The jury awarded Cowher’s widow almost $2.5 million on her wrongful death claim. It awarded another $3.8 million on her survival claim. The trial court denied post-trial motions for a new trial and entered judgment for Cowher’s widow in the full amount. Dr. Kodali appealed.
Cause of Death
Dr. Kodali first argued that Cowher’s expert did not establish that negligence caused Cowher’s death because he testified that Cowher died from cardiac arrythmia (a condition that causes cardiac arrest) while the complaint echoed the coroner’s finding that he died from a myocardial infarction (a heart attack). The appellate court concluded that Cowher’s widow merely needed to prove that negligence caused his death. She did not need to prove the precise way in which he died.

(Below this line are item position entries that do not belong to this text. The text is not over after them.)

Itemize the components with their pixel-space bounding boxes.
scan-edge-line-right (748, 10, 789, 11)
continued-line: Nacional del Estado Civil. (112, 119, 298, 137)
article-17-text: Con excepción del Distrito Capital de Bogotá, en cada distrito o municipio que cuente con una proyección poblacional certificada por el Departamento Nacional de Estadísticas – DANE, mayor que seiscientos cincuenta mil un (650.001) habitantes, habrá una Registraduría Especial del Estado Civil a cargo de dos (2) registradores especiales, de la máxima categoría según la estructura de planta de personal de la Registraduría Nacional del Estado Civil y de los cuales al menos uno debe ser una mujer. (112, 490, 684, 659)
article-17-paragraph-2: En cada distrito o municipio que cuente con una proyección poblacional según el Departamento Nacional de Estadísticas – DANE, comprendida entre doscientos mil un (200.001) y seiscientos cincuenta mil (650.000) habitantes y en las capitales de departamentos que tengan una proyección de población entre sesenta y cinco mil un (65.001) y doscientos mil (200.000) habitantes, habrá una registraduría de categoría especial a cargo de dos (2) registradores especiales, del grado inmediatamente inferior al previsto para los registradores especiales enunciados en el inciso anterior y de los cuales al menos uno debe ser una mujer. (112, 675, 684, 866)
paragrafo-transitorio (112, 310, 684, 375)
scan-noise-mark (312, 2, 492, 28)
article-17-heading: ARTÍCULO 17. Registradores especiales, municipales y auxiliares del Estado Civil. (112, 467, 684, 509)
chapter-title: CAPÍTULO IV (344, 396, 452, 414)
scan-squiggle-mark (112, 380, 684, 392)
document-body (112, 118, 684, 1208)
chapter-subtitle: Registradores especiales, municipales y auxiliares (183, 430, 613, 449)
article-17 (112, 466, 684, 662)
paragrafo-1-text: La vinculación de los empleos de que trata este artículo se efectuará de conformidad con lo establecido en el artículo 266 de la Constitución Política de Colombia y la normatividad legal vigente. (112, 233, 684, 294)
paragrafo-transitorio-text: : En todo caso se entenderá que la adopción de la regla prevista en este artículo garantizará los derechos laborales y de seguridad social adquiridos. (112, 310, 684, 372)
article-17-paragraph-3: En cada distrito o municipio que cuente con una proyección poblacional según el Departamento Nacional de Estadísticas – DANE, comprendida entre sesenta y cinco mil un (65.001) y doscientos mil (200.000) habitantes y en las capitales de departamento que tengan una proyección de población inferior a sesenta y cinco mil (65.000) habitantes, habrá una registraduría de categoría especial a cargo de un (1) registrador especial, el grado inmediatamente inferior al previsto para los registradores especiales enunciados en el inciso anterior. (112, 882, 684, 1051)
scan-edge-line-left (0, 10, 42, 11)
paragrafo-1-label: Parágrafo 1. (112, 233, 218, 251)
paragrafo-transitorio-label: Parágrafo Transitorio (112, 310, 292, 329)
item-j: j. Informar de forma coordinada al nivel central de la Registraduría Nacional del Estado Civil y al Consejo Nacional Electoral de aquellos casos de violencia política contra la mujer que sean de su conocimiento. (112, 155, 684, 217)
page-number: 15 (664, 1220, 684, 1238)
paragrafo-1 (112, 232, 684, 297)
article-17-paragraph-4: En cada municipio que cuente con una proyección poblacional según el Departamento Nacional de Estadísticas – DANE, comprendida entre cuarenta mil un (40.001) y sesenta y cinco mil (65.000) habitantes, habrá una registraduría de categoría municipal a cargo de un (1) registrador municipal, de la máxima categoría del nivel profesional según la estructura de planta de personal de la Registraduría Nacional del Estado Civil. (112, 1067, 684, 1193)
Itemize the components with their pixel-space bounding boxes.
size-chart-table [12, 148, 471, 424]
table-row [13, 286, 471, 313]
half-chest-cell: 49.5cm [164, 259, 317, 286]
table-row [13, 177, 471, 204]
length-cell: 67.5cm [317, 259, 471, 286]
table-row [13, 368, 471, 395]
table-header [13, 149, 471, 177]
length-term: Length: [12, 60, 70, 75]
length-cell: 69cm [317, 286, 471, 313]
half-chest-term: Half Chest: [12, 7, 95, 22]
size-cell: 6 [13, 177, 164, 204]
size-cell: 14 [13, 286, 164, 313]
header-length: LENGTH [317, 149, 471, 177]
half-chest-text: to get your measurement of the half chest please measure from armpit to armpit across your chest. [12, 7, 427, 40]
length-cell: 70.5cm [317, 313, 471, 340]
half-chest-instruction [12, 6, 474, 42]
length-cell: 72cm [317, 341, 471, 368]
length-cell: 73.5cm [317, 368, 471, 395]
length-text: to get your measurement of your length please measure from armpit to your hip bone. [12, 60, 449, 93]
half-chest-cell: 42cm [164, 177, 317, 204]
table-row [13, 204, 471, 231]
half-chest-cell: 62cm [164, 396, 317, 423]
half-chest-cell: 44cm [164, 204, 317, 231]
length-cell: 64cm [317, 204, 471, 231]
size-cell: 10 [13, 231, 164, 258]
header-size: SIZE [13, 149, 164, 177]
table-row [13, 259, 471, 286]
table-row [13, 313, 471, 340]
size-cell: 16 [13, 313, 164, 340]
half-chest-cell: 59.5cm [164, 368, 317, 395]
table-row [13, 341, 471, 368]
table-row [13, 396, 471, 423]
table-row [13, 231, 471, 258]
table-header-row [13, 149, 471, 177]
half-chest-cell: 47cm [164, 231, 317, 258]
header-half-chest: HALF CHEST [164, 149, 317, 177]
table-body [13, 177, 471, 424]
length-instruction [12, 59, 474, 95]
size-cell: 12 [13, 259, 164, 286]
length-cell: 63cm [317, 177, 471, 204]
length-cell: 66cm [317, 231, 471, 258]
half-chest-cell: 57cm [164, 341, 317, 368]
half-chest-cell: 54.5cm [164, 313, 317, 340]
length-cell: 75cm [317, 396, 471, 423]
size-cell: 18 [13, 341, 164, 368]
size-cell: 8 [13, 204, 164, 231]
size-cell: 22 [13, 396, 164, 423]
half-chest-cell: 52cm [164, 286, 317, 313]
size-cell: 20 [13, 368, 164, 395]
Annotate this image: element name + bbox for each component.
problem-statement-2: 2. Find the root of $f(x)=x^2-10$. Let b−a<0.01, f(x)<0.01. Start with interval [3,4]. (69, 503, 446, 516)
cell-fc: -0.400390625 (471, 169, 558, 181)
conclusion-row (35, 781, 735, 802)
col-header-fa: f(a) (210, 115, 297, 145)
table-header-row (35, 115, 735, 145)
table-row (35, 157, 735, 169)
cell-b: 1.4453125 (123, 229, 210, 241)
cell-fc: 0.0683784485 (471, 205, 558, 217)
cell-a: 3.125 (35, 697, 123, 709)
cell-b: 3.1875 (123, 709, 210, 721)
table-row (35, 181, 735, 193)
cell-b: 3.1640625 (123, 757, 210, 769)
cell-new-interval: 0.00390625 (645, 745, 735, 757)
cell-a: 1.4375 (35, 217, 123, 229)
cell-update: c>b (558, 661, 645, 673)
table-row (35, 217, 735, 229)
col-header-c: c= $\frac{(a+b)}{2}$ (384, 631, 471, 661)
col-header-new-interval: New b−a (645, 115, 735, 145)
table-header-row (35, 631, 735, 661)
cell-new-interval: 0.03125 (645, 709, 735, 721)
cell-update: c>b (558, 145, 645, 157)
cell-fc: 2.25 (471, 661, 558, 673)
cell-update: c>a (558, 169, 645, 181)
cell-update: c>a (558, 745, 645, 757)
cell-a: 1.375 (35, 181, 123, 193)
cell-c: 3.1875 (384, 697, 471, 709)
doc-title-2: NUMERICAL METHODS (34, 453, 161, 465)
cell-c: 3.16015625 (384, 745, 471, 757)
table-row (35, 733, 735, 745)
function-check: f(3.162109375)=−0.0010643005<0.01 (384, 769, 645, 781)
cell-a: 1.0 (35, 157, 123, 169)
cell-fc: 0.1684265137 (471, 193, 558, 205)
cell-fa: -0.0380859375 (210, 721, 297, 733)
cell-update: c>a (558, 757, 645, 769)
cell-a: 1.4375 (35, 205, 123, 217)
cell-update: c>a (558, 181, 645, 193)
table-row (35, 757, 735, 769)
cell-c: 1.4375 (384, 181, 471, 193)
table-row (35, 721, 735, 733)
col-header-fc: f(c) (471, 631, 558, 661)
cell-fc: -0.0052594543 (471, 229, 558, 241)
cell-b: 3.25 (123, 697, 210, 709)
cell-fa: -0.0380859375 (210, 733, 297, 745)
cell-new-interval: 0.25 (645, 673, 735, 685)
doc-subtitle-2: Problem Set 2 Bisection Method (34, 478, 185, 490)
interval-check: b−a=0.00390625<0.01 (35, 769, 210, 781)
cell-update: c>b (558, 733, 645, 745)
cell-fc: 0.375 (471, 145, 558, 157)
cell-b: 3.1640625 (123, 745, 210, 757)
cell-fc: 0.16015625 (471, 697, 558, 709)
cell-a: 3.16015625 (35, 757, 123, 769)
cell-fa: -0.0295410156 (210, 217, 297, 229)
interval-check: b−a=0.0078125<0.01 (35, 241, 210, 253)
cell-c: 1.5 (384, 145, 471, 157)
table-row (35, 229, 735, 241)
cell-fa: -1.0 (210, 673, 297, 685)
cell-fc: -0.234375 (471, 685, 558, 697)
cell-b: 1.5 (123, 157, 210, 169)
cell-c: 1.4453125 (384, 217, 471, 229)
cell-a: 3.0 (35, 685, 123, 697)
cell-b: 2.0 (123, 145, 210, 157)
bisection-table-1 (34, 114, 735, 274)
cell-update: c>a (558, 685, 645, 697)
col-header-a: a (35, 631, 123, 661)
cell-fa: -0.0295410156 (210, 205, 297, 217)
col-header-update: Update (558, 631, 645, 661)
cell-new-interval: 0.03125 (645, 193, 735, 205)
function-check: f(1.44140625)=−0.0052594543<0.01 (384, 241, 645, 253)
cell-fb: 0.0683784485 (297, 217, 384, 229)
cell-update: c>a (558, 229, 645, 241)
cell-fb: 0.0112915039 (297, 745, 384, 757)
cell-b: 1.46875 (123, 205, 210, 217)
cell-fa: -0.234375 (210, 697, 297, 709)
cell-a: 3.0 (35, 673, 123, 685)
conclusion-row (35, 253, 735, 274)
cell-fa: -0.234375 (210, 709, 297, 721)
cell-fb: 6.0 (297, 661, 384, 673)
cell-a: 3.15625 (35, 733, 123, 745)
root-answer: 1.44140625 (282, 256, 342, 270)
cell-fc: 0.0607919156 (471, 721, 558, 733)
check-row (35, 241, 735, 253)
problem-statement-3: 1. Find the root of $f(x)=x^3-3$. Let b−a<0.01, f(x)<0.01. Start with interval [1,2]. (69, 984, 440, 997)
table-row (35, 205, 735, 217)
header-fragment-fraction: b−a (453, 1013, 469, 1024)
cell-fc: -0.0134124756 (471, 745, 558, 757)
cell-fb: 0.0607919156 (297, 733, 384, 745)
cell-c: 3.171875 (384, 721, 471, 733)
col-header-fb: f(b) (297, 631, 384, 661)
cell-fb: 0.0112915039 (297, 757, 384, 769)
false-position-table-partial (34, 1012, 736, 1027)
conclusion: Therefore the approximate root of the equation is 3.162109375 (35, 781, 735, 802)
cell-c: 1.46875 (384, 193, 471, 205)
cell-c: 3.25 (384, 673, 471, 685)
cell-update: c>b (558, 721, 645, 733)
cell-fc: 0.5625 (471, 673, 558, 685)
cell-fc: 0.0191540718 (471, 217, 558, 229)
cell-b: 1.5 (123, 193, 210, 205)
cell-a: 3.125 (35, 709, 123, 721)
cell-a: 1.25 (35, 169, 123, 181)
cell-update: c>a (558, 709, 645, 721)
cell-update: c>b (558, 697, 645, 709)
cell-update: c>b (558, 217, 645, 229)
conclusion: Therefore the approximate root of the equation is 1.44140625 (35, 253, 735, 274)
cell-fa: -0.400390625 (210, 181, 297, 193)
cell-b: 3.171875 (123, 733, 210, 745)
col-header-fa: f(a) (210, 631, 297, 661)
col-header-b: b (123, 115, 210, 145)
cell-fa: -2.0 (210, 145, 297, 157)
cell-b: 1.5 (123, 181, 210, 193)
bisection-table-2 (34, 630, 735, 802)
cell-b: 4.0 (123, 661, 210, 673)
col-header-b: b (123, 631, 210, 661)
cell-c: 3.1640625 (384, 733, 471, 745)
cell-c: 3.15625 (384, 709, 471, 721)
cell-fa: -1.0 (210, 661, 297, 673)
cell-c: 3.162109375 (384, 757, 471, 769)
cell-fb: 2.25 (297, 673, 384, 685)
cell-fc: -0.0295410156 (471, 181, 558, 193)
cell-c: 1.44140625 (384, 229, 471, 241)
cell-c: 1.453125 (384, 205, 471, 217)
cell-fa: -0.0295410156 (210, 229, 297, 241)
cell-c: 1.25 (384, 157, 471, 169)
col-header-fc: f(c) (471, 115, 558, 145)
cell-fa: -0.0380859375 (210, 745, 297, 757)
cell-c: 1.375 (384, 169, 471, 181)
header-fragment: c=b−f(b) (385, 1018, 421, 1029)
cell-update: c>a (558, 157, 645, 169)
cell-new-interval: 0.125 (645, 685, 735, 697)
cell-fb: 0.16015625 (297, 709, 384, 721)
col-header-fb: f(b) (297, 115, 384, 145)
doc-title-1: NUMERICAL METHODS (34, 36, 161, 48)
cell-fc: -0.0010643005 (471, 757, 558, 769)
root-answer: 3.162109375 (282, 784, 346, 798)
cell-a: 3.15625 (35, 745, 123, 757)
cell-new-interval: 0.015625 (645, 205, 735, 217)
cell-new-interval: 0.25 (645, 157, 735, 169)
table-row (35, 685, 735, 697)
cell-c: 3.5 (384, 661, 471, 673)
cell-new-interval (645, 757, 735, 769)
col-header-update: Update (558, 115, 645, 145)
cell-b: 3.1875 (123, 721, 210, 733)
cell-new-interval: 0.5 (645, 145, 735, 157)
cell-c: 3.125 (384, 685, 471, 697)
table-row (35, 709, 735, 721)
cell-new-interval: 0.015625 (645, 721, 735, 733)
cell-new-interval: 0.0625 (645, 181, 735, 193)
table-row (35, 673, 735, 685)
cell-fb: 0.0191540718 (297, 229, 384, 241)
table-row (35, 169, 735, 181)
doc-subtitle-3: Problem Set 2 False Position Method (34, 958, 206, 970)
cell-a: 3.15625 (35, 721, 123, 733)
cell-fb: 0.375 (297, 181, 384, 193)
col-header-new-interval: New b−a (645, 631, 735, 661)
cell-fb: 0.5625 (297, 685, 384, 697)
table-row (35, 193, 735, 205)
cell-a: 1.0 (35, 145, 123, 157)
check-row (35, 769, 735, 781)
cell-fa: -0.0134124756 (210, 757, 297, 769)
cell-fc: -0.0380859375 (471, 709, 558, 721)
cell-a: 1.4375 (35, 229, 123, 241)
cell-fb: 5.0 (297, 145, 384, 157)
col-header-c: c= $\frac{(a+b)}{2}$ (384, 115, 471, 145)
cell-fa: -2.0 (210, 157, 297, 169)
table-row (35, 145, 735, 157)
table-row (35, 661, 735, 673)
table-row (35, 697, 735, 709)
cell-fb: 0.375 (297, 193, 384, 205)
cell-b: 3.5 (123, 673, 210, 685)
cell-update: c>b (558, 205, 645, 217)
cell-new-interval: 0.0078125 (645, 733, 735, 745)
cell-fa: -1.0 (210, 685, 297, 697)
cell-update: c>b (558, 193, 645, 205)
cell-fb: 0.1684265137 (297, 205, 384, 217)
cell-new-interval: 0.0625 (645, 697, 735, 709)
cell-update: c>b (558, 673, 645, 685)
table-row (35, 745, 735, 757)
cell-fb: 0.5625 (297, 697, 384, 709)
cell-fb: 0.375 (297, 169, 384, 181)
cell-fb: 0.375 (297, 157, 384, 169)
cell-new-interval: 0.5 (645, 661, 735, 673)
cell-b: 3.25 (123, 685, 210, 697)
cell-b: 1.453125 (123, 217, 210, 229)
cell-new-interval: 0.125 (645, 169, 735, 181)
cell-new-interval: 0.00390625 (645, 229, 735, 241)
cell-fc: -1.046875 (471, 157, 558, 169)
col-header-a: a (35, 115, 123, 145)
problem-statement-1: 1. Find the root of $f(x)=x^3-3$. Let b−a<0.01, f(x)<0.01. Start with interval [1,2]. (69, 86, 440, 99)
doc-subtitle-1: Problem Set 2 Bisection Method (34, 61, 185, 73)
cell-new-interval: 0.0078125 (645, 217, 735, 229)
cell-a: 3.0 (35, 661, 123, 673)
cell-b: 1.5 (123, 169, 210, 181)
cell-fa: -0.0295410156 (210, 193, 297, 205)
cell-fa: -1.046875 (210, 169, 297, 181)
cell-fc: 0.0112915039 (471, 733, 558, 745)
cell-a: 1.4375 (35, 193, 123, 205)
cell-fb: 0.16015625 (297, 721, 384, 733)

The evidence established that Dr. Kodali failed to diagnose and treat Cowher’s severe coronary heart disease. That failure caused Cowher’s death. Whether the death was caused by a cardiac arrythmia or a myocardial infarction, the result was the same. Cowher died because Dr. Kodali did not diagnose and treat the health condition that caused his heart to stop functioning as it should.
Pain and Suffering
A neighbor who saw Cowher collapse testified that she heard him say “I need help.” The neighbor said that he appeared to be in pain and was very distraught. Cowher was conscious for about three minutes after he collapsed.
The expert witness expressed the opinion that Cowher experienced pain and suffering before his death. When asked about the basis for that opinion, the expert testified that he based his opinion on the neighbor’s testimony.
Dr. Kodali argued that an expert must give opinions that go beyond lay opinions. Testifying that Cowher experienced pain, when that testimony was based on a lay witness’ observation that Cowher seemed to be in pain, was not expert testimony. The expert did not need to apply his own expertise to conclude that Cowher experienced pain.
Since the jury heard the neighbor’s testimony, it seems doubtful that the expert’s opinion affected the verdict. The expert didn’t tell the jury anything more than it already knew. In the court’s view, however, placing the imprimatur of expertise upon an opinion that someone suffered pain could have influenced the jury. The court therefore reversed the verdict on the survival claim and remanded for a new trial on that claim.
It seems likely that the expert could have given admissible expert testimony on pain and suffering. A cardiologist presumably knows that heart failure is painful. Based on his experience treating patients who suffered from a cardiac arrythmia, and perhaps on knowledge gleaned from medical texts, the expert could probably have explained why his medical expertise informed his opinion that Cowher suffered pain. If the expert had been advised in advance that he should rely on his medical expertise when expressing his opinion, a new trial could likely have been avoided.